Роман постарался быть деликатным. Начал с того, что существует множество точек зрения на мир и религия лишь одна из них. Сказал, что у любого подхода есть пробелы и ограничения: у научного, у философского и у религиозного, само собой. Хоть ученые и мыслители выказывают порой нетерпимость, с верующими и уж тем паче со священнослужителями в бесцеремонности им не сравниться. Мягко отведя в сторону вопросы о личных воззрениях, Роман продемонстрировал Хапаевой фрагменты из брошюры, где нелогичность и категоричность религиозных суждений проявлялись во всей наготе. Какие бы противоречия ни таились в Новом Завете, в нем не ощущалось и тени той натянутости и изворотливости, что выпирали из брошюрки от Свидетелей.
Роман никогда бы раньше не подумал, что будет приводить в пример Новый Завет.
— В падающем самолете атеистов нет, — сказала Хапаева.
— И что это доказывает?
— Что обреченные чувствуют приближение Бога.
— А по-моему, что человеку свойственно надеяться даже в безвыходных ситуациях.
Контрдоводов у ученицы не нашлось.
— Вам надо составить более полную картину о вере, — сказала она. — Приглашаю вас посетить наше собрание.

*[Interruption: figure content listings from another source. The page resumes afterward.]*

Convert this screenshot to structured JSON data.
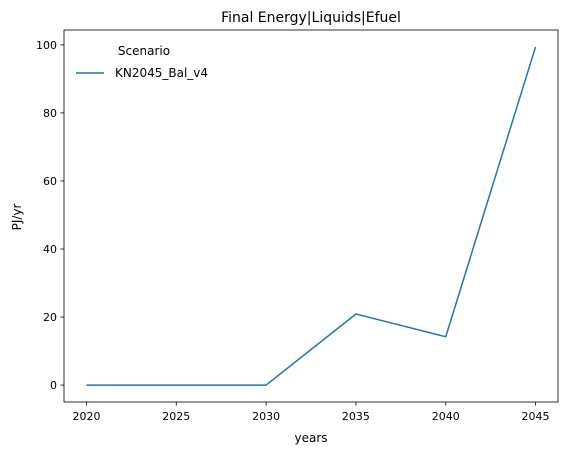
{
  "chart_data": {
    "type": "line",
    "title": "Final Energy|Liquids|Efuel",
    "xlabel": "years",
    "ylabel": "PJ/yr",
    "xlim": [
      2018.75,
      2046.25
    ],
    "ylim": [
      -4.97,
      104.37
    ],
    "xticks": [
      2020,
      2025,
      2030,
      2035,
      2040,
      2045
    ],
    "yticks": [
      0,
      20,
      40,
      60,
      80,
      100
    ],
    "grid": false,
    "legend": {
      "title": "Scenario",
      "placement": "top-left"
    },
    "series": [
      {
        "name": "KN2045_Bal_v4",
        "color": "#1f77b4",
        "x": [
          2020,
          2030,
          2035,
          2040,
          2045
        ],
        "y": [
          0,
          0,
          20.9,
          14.2,
          99.4
        ]
      }
    ]
  }
}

По воскресеньям мы разбираем Библию. Каждый имеет право выступить. Вы тоже можете высказать мнение, какой смысл заложен в тех или иных строках.

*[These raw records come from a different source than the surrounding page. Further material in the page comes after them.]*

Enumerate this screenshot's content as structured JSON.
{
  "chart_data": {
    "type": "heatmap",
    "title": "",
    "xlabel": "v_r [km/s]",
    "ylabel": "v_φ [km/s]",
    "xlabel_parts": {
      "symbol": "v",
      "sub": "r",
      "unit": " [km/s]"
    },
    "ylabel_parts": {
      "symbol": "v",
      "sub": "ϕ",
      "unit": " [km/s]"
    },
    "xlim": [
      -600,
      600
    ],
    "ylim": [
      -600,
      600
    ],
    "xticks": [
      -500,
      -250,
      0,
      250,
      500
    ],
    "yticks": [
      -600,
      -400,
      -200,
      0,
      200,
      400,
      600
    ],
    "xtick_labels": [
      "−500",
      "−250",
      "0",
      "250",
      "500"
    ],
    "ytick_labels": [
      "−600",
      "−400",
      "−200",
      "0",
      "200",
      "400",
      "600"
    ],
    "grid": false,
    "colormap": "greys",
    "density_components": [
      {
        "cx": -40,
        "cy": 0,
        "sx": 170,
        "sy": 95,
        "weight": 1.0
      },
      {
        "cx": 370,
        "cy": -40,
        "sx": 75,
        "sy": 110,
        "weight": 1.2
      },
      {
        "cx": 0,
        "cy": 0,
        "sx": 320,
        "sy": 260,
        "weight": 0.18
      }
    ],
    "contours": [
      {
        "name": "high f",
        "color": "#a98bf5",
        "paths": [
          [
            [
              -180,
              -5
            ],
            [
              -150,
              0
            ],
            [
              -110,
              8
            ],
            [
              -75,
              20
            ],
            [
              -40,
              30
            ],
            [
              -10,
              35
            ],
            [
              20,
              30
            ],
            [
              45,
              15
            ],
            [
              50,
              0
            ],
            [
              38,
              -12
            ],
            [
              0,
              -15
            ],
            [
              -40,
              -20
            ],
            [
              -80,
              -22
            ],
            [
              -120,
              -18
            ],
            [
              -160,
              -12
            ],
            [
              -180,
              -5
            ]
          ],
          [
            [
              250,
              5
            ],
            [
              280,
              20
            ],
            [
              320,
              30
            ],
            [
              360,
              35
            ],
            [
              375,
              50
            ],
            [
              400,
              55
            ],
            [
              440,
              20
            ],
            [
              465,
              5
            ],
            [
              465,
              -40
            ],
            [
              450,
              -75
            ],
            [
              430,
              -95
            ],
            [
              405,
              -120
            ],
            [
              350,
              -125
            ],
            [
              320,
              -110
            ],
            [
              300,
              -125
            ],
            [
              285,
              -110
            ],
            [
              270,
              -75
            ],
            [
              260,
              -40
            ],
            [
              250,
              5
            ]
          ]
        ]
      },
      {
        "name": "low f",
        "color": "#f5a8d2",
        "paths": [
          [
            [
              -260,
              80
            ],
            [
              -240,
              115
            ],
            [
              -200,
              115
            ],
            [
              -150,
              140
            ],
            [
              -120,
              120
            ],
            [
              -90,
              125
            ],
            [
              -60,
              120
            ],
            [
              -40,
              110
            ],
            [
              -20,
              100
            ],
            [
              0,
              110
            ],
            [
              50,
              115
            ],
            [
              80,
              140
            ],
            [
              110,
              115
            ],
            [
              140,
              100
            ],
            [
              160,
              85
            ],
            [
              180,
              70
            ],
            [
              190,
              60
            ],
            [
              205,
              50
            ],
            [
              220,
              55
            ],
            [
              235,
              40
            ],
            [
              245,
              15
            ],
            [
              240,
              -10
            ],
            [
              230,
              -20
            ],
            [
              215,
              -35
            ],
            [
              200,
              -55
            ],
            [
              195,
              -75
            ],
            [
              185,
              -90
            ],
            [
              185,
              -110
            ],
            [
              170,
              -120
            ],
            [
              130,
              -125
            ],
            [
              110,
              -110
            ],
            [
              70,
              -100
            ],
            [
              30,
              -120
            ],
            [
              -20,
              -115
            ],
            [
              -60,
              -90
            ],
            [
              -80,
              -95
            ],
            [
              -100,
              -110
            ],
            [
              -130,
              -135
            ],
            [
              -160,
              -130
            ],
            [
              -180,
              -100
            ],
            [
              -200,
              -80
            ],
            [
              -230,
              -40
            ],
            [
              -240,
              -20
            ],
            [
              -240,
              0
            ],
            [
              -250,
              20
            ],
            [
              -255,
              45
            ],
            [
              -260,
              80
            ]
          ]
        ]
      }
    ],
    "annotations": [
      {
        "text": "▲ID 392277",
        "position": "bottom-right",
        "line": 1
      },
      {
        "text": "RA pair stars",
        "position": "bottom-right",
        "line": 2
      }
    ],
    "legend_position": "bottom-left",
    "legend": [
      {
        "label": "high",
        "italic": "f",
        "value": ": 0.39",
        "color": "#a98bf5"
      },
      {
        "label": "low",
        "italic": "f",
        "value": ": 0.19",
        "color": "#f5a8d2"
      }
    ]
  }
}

— Благодарю покорно, но нет.
Хапаева вроде как восприняла отказ с пониманием и откланялась.
А на «Мастере и Маргарите» спровоцировала Романа на религиозный диспут. При всем классе.
Все началось с невинного учительского разъяснения тонкостей советской литературы и значимости богоборческих мотивов в период ее становления. Это соприкасалось с тематикой дипломной работы Романа, поэтому он из ностальгических побуждений поделился некоторыми накопленными за годы студенчества сведениями с 11 «А».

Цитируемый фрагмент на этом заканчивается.